Petitioner was privy to the suit calling for the declaration of


the intrinsic invalidity of the will, as she precisely appealed
from an unfavorable order therefrom. Although the final and
executory Order of January 30, 1986 wherein private
respondents were declared as the only heirs do not bind those
who are not parties thereto such as the alleged illegitimate son
of the testator, the same constitutes res judicatawith respect
to those who were parties to the probate
proceedings. Petitioner cannot again raise those matters anew
for relitigation otherwise that would amount to
forum-shopping. It should be remembered that forum
shopping also occurs when the same issue had already been
resolved adversely by some other court.[18] It is clear from the
executory order that the estates of Alejandro and his spouse
should be distributed according to the laws of intestate
succession.

Petitioner posits that the January 30, 1986 Order is merely


interlocutory, hence it can still be set aside by the trial court.
In support thereof, petitioner argues that an order merely
declaring who are heirs and the shares to which set of heirs is
entitled cannot be the basis of execution to require delivery of
shares from one person to another particularly when no
project of partition has been filed.[19] The trial court declared
in the January 30, 1986 Order that petitioner is not the legal
wife of Alejandro, whose only heirs are his three legitimate
children (petitioners herein), and at the same time it nullified
the will.But it should be noted that in the same Order, the trial
court also said that the estate of the late spouses be
distributed according to the laws of intestacy. Accordingly, it
has no option but to implement that order of intestate
distribution and not to reopen and again re-examine the
intrinsic provisions of the same will.

It can be clearly inferred from Article 960 of the Civil Code,


on the law of successional rights that testacy is preferred to
intestacy.[20] But before there could be testate distribution, the
will must pass the scrutinizing test and safeguards provided by
law considering that the deceased testator is no longer
available to prove the voluntariness of his actions, aside from
the fact that the transfer of the estate is usually onerous in
nature and that no one is presumed to give - Nemo
praesumitur donare.[21] No intestate distribution of the estate
can be done until and unless the will had failed to pass both its
extrinsic and intrinsic validity.
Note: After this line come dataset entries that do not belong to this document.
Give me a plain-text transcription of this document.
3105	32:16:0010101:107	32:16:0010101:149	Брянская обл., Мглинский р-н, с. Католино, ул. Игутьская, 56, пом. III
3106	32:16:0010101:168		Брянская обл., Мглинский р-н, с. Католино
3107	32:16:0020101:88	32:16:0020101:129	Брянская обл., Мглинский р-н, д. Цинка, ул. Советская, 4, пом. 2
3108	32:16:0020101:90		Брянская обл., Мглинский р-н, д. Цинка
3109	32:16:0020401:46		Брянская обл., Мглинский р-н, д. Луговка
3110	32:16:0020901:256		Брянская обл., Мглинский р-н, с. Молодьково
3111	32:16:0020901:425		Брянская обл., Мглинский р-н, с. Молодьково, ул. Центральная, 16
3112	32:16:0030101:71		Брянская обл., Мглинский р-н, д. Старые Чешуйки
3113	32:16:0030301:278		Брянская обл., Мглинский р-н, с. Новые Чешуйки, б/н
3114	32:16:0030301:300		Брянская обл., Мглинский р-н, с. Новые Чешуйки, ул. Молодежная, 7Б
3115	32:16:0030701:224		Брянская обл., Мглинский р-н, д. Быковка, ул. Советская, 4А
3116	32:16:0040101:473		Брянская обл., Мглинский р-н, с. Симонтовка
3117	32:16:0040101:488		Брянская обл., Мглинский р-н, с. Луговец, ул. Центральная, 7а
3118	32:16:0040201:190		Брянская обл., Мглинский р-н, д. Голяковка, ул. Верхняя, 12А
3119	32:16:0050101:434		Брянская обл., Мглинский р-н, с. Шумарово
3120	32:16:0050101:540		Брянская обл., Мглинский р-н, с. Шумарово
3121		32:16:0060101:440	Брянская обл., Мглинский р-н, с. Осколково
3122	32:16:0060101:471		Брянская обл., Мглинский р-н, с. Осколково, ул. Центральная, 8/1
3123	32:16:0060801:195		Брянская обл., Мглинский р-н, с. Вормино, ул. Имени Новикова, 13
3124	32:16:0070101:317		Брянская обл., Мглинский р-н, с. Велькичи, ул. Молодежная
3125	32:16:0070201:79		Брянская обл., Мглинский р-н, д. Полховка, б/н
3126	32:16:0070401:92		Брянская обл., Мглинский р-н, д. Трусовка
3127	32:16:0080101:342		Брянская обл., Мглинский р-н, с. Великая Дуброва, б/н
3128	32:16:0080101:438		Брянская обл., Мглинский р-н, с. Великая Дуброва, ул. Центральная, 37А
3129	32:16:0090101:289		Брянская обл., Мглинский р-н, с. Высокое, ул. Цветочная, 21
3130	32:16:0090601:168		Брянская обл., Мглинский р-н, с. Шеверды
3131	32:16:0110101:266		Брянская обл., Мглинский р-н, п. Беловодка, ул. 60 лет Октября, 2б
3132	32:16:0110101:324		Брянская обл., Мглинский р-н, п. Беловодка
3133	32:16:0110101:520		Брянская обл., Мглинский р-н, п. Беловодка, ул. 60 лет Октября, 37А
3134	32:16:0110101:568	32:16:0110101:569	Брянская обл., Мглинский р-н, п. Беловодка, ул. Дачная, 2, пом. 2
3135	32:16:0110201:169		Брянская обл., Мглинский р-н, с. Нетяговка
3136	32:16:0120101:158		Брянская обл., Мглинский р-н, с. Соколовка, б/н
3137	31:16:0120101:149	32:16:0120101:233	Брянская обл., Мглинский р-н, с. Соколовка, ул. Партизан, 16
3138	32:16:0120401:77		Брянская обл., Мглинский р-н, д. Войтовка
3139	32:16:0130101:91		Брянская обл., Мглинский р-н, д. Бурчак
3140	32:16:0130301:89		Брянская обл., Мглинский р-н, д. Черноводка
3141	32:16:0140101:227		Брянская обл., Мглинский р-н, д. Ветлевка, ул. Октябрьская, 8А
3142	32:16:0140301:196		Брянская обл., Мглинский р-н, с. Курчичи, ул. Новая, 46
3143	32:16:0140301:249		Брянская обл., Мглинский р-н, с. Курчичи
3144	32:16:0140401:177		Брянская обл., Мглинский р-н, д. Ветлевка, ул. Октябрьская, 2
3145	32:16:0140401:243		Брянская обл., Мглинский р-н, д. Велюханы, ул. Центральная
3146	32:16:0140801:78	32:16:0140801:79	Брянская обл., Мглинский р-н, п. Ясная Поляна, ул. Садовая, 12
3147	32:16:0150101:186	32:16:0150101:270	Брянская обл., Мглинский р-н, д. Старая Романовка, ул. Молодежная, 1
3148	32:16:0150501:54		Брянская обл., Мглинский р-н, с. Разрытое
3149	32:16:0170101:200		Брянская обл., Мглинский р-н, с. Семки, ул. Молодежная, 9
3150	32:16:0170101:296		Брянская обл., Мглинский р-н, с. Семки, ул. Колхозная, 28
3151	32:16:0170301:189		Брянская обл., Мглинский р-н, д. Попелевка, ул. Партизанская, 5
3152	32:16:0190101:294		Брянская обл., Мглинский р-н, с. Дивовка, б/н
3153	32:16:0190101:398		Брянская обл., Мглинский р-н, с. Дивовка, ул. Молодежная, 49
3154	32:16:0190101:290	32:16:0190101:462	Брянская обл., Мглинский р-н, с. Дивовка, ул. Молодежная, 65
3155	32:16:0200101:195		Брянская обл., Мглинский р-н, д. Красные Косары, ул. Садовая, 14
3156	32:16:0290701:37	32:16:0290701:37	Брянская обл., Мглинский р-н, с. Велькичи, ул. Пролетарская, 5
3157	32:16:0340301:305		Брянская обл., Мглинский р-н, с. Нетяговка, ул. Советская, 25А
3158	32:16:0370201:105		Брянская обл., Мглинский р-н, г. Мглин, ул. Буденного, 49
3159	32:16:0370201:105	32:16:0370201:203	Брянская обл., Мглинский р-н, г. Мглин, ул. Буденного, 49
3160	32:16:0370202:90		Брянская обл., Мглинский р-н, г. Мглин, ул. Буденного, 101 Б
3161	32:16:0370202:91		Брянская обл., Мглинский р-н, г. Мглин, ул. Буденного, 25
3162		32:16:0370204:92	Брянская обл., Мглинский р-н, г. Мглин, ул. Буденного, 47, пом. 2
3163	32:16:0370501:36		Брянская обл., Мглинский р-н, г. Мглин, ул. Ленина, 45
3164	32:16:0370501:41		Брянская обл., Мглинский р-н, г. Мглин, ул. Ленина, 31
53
If the will is extrinsically void,
the rules of intestacy apply regardless of the intrinsic validity
thereof. If it is extrinsically valid, the next test is to determine
its intrinsic validity that is whether the provisions of the will
are valid according to the laws of succession. In this case, the
court had ruled that the will of Alejandro was extrinsically valid
but the intrinsic provisions thereof were void. Thus, the rules
of intestacy apply as correctly held by the trial court.

Furthermore, Alejandros disposition in his will of the


alleged share in the conjugal properties of his late spouse,
whom he described as his only beloved wife, is not a valid
reason to reverse a final and executory order. Testamentary
dispositions of properties not belonging exclusively to the
testator or properties which are part of the conjugal regime
cannot be given effect. Matters with respect to who owns the
properties that were disposed of by Alejandro in the void will
may still be properly ventilated and determined in the
intestate proceedings for the settlement of his and that of his
late spouses estate.

Petitioners motion for appointment as administratrix is


rendered moot considering that she was not married to the
late Alejandro and, therefore, is not an heir.